While we can speculate as to why this hasn’t developed, what we need most is to help our children who have yet to develop the hand separation and the stable arch.
The pompom trick
A technique that OT’s use to develop this arch is to hold a pompom or small disc in the tuck-down-two. This is a great little technique. I have used it and it works. But sometimes for our children who are battling, adding in something for them to hold is just another moving part that is one too many things to manage. A child with a planning problem is probably not going to respond well to being asked to hold a pompom in the tuck-down-two while all their attention is focused on battling to manipulate the scissors.
We need to look for activities that lend themselves to the development of this stable arch without superimposing too much contrived structure on them while they are doing it.
Developing the stable arch for handwriting in kids
Spray bottles are great for developing the stable arch of the hand. The-three-friends move while the tuck-down-two hold onto the neck of the bottle.
Please know it isn’t as easy as grabbing the first bottle you can lay your hands on.

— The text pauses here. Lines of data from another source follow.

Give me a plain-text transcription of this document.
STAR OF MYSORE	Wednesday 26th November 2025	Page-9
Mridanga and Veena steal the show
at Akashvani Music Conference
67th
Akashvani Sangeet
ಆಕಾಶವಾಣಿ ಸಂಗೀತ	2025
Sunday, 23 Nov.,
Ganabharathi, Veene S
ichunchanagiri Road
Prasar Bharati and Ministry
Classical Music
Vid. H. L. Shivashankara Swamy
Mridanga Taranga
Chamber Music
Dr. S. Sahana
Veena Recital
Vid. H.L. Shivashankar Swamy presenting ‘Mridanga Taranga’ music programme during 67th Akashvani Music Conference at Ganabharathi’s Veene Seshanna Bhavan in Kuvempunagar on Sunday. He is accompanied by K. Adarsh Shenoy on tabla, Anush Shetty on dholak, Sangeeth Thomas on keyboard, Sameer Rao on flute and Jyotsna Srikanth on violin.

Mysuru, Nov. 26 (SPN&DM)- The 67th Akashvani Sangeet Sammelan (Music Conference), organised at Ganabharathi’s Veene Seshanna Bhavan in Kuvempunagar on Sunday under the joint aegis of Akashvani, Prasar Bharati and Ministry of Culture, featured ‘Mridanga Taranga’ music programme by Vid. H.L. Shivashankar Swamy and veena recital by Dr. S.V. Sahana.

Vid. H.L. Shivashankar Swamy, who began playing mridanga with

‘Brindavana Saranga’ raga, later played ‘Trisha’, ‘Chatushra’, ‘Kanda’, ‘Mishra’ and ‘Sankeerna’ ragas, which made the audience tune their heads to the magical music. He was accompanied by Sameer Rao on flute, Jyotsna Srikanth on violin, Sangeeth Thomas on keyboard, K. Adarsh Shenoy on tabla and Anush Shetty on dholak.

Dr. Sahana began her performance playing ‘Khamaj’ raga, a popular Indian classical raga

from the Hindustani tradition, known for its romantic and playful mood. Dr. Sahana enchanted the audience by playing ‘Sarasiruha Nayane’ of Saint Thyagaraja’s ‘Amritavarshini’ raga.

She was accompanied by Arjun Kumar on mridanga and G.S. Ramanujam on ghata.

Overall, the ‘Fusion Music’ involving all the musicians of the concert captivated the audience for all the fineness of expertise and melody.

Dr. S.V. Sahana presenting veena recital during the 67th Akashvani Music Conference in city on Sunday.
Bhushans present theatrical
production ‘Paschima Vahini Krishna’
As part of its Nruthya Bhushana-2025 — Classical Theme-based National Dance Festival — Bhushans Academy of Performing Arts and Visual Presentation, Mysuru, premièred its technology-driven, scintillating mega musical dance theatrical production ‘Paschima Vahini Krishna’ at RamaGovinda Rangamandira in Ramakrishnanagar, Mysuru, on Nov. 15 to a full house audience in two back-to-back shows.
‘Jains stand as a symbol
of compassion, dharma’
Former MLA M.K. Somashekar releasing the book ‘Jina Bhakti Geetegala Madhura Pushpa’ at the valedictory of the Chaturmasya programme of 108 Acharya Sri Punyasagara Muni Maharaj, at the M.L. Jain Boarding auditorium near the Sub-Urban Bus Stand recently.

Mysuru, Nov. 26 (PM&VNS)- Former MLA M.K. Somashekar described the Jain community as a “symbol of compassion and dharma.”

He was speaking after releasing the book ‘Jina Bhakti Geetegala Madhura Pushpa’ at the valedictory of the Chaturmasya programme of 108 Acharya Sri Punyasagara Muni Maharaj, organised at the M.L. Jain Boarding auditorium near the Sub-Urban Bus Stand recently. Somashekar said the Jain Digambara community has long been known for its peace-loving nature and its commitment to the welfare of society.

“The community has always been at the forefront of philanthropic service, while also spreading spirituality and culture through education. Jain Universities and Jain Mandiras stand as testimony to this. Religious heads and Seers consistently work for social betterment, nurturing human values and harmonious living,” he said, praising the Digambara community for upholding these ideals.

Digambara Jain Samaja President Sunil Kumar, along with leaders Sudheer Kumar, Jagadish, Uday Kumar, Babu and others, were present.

Spray bottles were not designed for us kid people to develop the stable arch! They were largely designed to dispense cleaning liquids. And so the designers of these bottles don’t know that while our children are holding with the tuck-down-two around the neck of the bottle, we don’t want their fingers to get pinched by the trigger as it is squeezed in! You are going to get nowhere close to achieving your goal if your child pinches their fingers every time they squeeze! You can ask them to tuck their fingers into their palm, but it doesn’t offer the same level of control over the bottle. And again, it is another instruction, another superimposed rule when we really want the movement we are looking for to be inherent in the activity. Be sure to test out your bottle and make sure that you are not setting up your child to pinch their fingers!
Take a look at this awesome spray bottle activity here!
And then there is cutting. Yes. Again!
The tuck-down-two sit comfortably in the palm of the hand while the-three-friends get their work out. I have nothing more to stay about this, except that our children need to cut to the moon and back. The benefits of cutting are essential for muscle development for handwriting for kids.
Apart from downloading our cutting sheet, you can pop over to Pinterest and take a look at loads of cutting activities.
Shape Paper Tearing
Tearing out shapes is going to require the-three-friends to move, while the tuck-down-two provide stability. This is a more demanding activity and so perfect when you are looking for an upgrade to challenge an older child.
Points of stability and mobility are important for handwriting for kids. We need to be aware of them and to work on developing them to help our children establish the best handwriting foundations they can.